Concernant les collectivités territoriales, les maires, y compris ceux appartenant au Fidesz, ne se privent pas de s'exprimer ; c'est ce qu'a fait par exemple le maire de Székesfehérvár, très dynamique et proche du ministre des affaires étrangères hongrois. Il a été fortement critique sur le volet financier et a également exprimé son insatisfaction lorsqu'il a été question que le gouvernement contrôle toutes les mesures prises par les mairies.

Une polémique est née il y a quelques jours à propos des établissements de santé et des EHPAD, secteur où les compétences des municipalités ont été renforcées. On a prétendu que le maire de Budapest n'avait pas prévu suffisamment de médecins dans les EHPAD ni commandé assez d'équipements. Celui-ci a bien entendu répondu pour s'en défendre.

Le gouvernement souffle un peu le chaud et le froid sur les relations avec les collectivités territoriales. Il a marqué sa volonté de coopérer, tout en critiquant leur mauvaise gestion.

Les maires le savent bien, et le gouvernement, étant donné l'état de danger, peut décider de taxer les municipalités comme il souhaite. Reste à savoir comment on sortira de l'état de danger. La Constitution dit très clairement que les mesures exceptionnelles devront tomber - mais cela pose la question du contrôle, tant de la Cour constitutionnelle que du Parlement.

S'agissant de la médecine, avec 70 000 lits et environ mille personnes hospitalisées, la marge est grande. Au début de l'épidémie, le gouvernement a demandé de laisser 50 % des lits vacants pour faire de la place aux futurs malades du coronavirus.

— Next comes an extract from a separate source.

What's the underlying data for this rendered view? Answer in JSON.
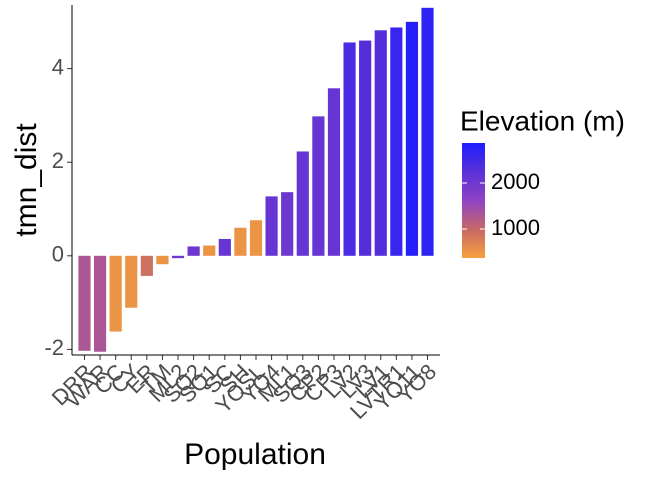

Cela a pu paraître excessif et les critiques n'ont pas manqué. Les malades qui n'étaient pas obligés d'avoir un traitement à l'hôpital devaient le suivre chez eux, sous contrôle hospitalier. Au moins 30 000 lits ont donc été réaffectés aux malades du coronavirus.

Il n'y a pas, à ma connaissance, de pourparlers avec les pays limitrophes pour qu'ils accueillent des malades hongrois atteints du coronavirus. Le discours et la politique sont au contraire de s'assurer que les choses pourront se faire en Hongrie.

J'ai évoqué les tests, dont le nombre n'est pas très important, comparé aux pays voisins d'Europe centrale. Concernant les masques, on en compte 87 millions. On ne sait combien sont produits en Hongrie. Au début de la crise, le gouvernement affirmait que 25 000 masques par jour étaient produits dans les prisons.

La Chine serait en pourparlers pour offrir une chaîne de production automatisée qui permettrait d'en produire plus d'un million par jour. Il est cependant facile d'en trouver. Les supermarchés et les maires en distribuent. On dénombre par ailleurs environ 5 000 respirateurs.

Rien ne permet donc de dire aujourd'hui qu'il existerait une difficulté en termes de dispositif hospitalier, mais beaucoup de critiques étaient déjà formulées à l'encontre de ce système avant la crise. Je ne peux prévoir ce qui se passera si la situation s'aggrave dans les mois qui viennent.